Note:  When the logon is created on the Linux server, a home directory will be created for it and within this, the .ssh directory and authorized_keys file. The logon user will be made owner of the home directory and granted rwx permissions to it. No password is set for the user and as initially configured, the user will not be able to remotely login.
Tip:  The time it will take for new logons to appear on your Linux server will depend on the frequency of the server synchronization configured for the server group to which the server belongs (see Add or Edit a Server Group).
Note:  If you opt to create Linux logon to Keyfactor user mapping using Active Directory groups, be aware that the key count values shown on the Logons grid will not reflect the keys associated with the members of the groups.

Figure 356: Creating Linux Logon to Keyfactor User Mappings Using Active Directory Groups Key Value

To delete a logon, highlight the row in the logons grid and click Delete at the top of the grid or right-click the logon in the grid and choose Delete from the right-click menu.
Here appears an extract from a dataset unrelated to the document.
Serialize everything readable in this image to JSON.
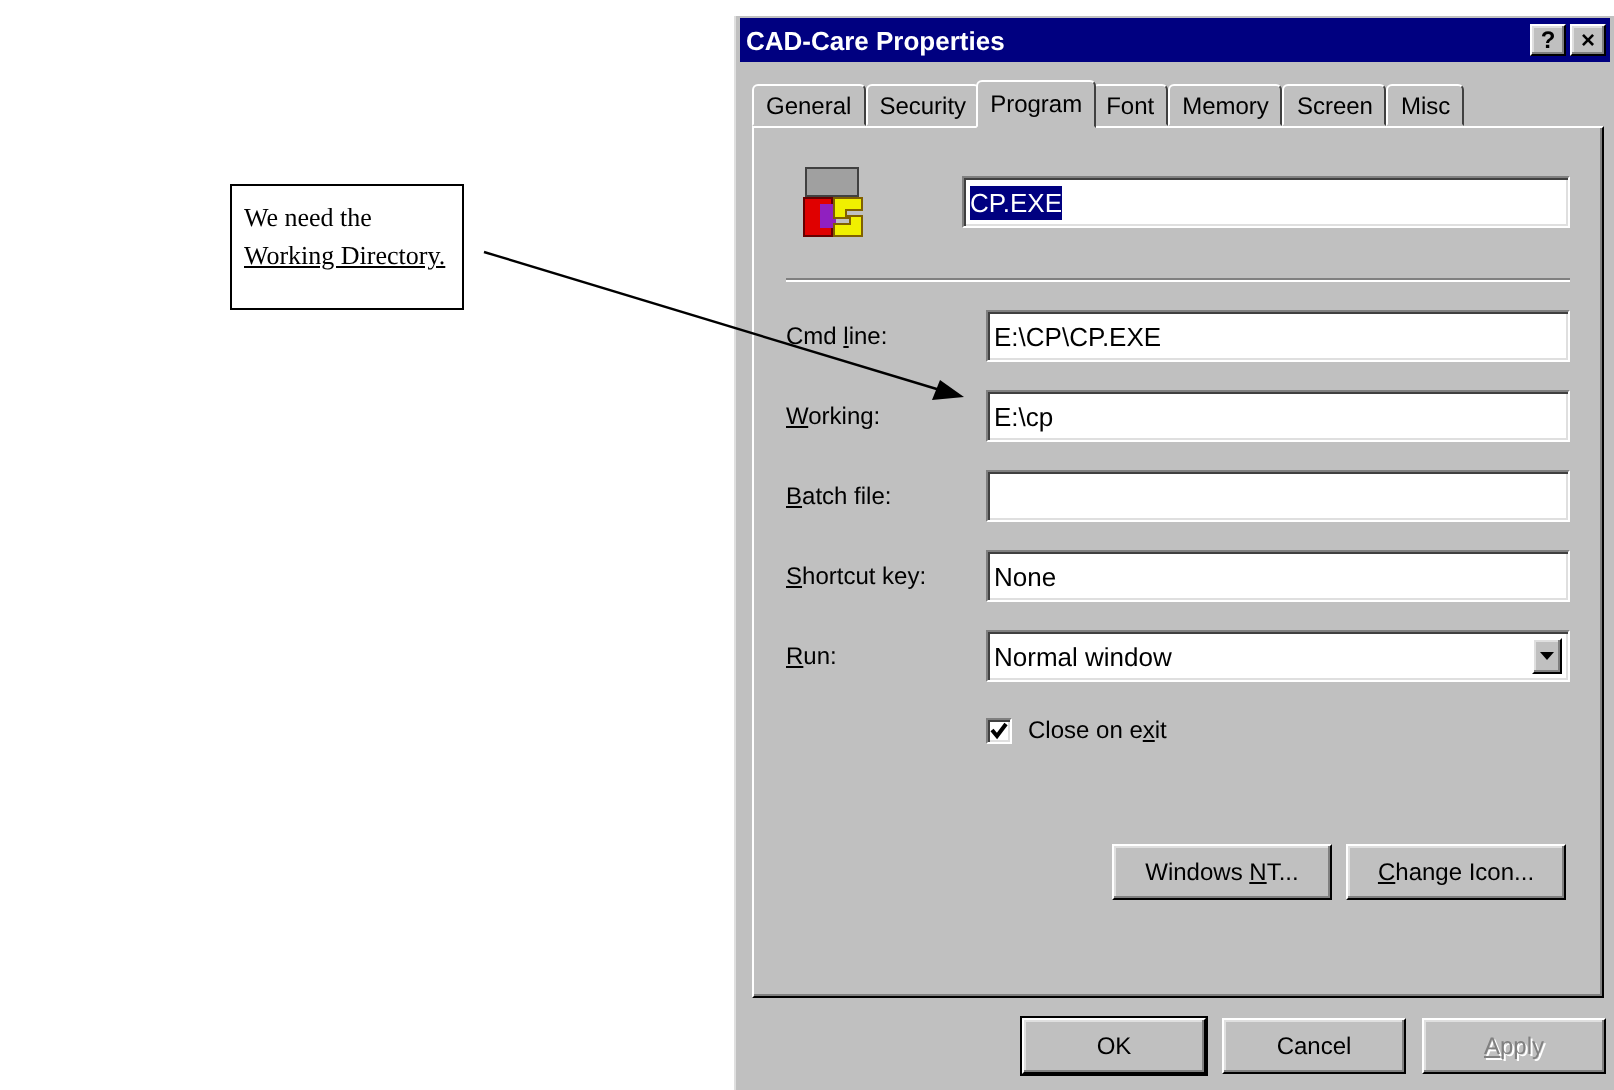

Note:  Deleting a logon in Keyfactor Command does not delete it on the Linux server. It must be manually removed from the Linux server at the same time. If this is not done, when the next inventory of the Linux server is performed, the logon will be recreated in Keyfactor Command. This function is intended primarily to be used to clean up logons from SSH servers that have been retired.
Tip:  Click the help icon () next to the page title to open the Keyfactor Software & Documentation Portal to this section. You will receive a prompt indicating:

You are being redirected to an external website. Would you like to proceed?

You can also find the help icon () at the top of the page next to the Log Out button. From here you can choose to open either the Keyfactor Software & Documentation Portal at the home page or the Keyfactor API Endpoint Utility.

Keyfactor provides two sets of documentation: the On-Premises Documentation Suite and the Managed Services Documentation Suite. Which documentation set is accessed is determined by the Application Settings: On-Prem Documentation setting (see Application Settings: Console Tab).